Late blight marches on

August 11, 2009.  Late blight continues to rear its ugly head in Connecticut farms and gardens, according to a recent report in the Norwich Bulletin.  Because of the high risk of this windborne fungus spreading from location to location, I check my tomato plants daily. The Connecticut Agricultural Experiment Station’s Department of Plant Pathology and Ecology posted images of CT grown tomatoes with late blight.  For images of all types of tomato disease, visit Cornell University’s Vegetable MD Online.

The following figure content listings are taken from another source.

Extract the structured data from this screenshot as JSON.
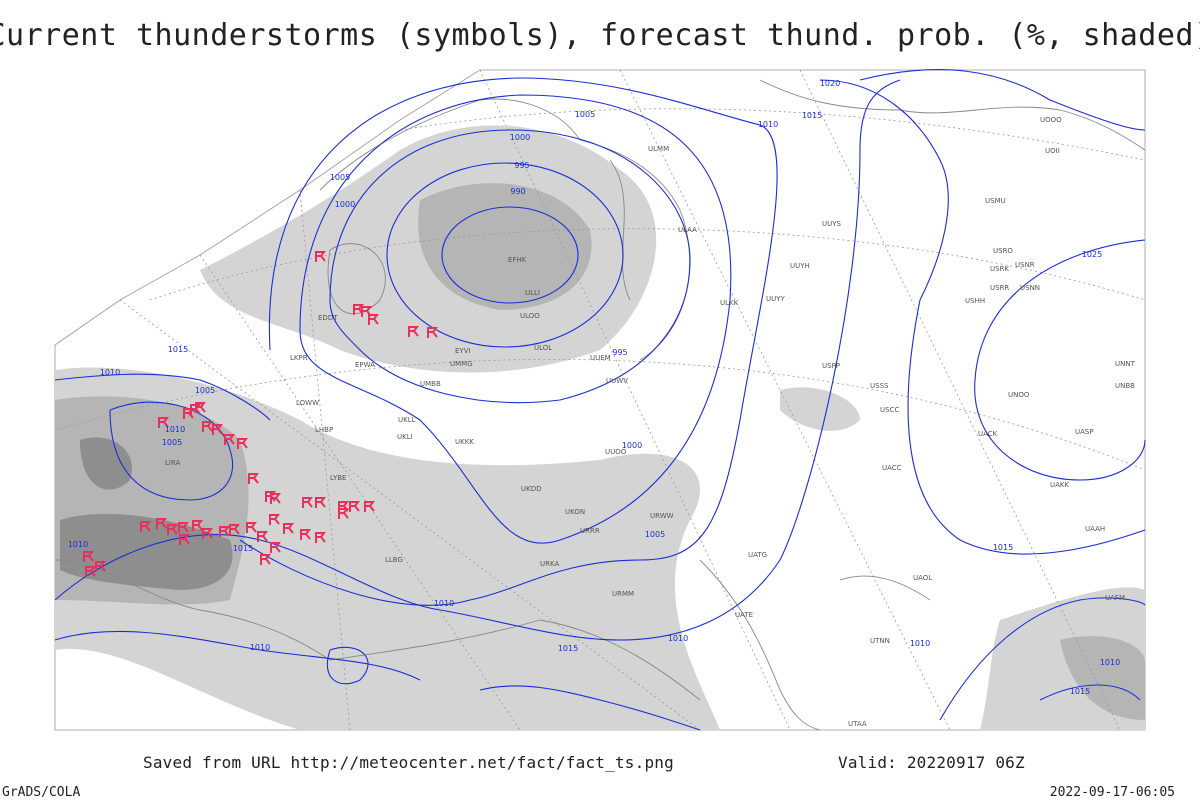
{
  "header": {
    "title": "Current thunderstorms (symbols), forecast thund. prob. (%, shaded)"
  },
  "footer": {
    "source": "Saved from URL http://meteocenter.net/fact/fact_ts.png",
    "valid": "Valid: 20220917 06Z",
    "credit": "GrADS/COLA",
    "timestamp": "2022-09-17-06:05"
  },
  "isobar_labels": [
    "1020",
    "1015",
    "1010",
    "1005",
    "1000",
    "995",
    "990",
    "1005",
    "1000",
    "1025",
    "1015",
    "1010",
    "1005",
    "1000",
    "995",
    "1015",
    "1010",
    "1005",
    "1010",
    "1010",
    "1015",
    "1010",
    "1005",
    "1010",
    "1010",
    "1015",
    "1010",
    "1015"
  ],
  "stations": [
    "UOOO",
    "UOII",
    "USMU",
    "USRO",
    "USRK",
    "USNR",
    "USRR",
    "USNN",
    "USHH",
    "ULMM",
    "ULAA",
    "EFHK",
    "ULLI",
    "ULOO",
    "ULOL",
    "UUEM",
    "UUWV",
    "UUYY",
    "ULKK",
    "UUYH",
    "UUYS",
    "UUOO",
    "UMMG",
    "UMBB",
    "EPWA",
    "LKPR",
    "LOWW",
    "LHBP",
    "EDDT",
    "EYVI",
    "UKLL",
    "UKLI",
    "UKKK",
    "UKDD",
    "UKON",
    "URRR",
    "URKA",
    "URMM",
    "URWW",
    "UATG",
    "UATE",
    "UTAA",
    "LYBE",
    "LIRA",
    "LLBG",
    "UAOL",
    "UACC",
    "UAKK",
    "UASP",
    "UNOO",
    "UNNT",
    "USSS",
    "USCC",
    "USPP",
    "UNBB",
    "UACK",
    "UAAH",
    "UAFM",
    "UTNN"
  ]
}
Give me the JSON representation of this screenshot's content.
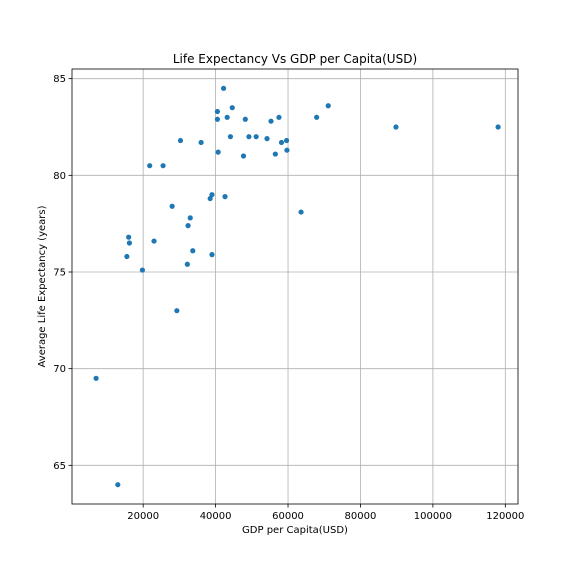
{
  "chart_data": {
    "type": "scatter",
    "title": "Life Expectancy Vs GDP per Capita(USD)",
    "xlabel": "GDP per Capita(USD)",
    "ylabel": "Average Life Expectancy (years)",
    "xlim": [
      350,
      123500
    ],
    "ylim": [
      63.0,
      85.5
    ],
    "xticks": [
      20000,
      40000,
      60000,
      80000,
      100000,
      120000
    ],
    "yticks": [
      65,
      70,
      75,
      80,
      85
    ],
    "grid": true,
    "color": "#1f77b4",
    "x": [
      7000,
      13000,
      15500,
      16000,
      16200,
      19800,
      21800,
      23000,
      25500,
      28000,
      29300,
      30300,
      32200,
      32400,
      33000,
      33700,
      36000,
      38500,
      39000,
      39000,
      40500,
      40500,
      40700,
      42200,
      42600,
      43200,
      44100,
      44600,
      47700,
      48200,
      49200,
      51200,
      54200,
      55300,
      56500,
      57500,
      58200,
      59600,
      59700,
      63600,
      67900,
      71100,
      89800,
      118000
    ],
    "y": [
      69.5,
      64.0,
      75.8,
      76.8,
      76.5,
      75.1,
      80.5,
      76.6,
      80.5,
      78.4,
      73.0,
      81.8,
      75.4,
      77.4,
      77.8,
      76.1,
      81.7,
      78.8,
      79.0,
      75.9,
      83.3,
      82.9,
      81.2,
      84.5,
      78.9,
      83.0,
      82.0,
      83.5,
      81.0,
      82.9,
      82.0,
      82.0,
      81.9,
      82.8,
      81.1,
      83.0,
      81.7,
      81.8,
      81.3,
      78.1,
      83.0,
      83.6,
      82.5,
      82.5
    ]
  }
}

Roma tomatoes 8-11-09 Pruden's Purple - unripened 8-11-09 My Roma tomatoes (left) are just beginning to ripen but my Pruden’s Purple (right) still have a way to go before they achieve full vine-ripened goodness.  I’m prepared, though, to pull – and burn – each and every plant at the first sign of late blight.   I cross my fingers every morning as I approach the vegetable garden for inspection.  So far so good for my tomatoes, but I feel for the many farmers and gardeners who  have lost tomatoes and potatoes to late blight this year.

For more info on late blight, check out my previous posts, accessible by clicking late blight under the tags list in the right sidebar.

3 comments for “Late blight marches on

  1. August 11, 2009 at 6:03 pm

    joene,

    Your tomatoes are looking yummy, mine are all still green (and some are slightly misshapen). Thanks for posting the link to the Connecticut Agricultural Experiment Station’s Department of Plant Pathology and Ecology’s pictures of late blight infected plants. In this case, a picture truly is worth a 1,000 words.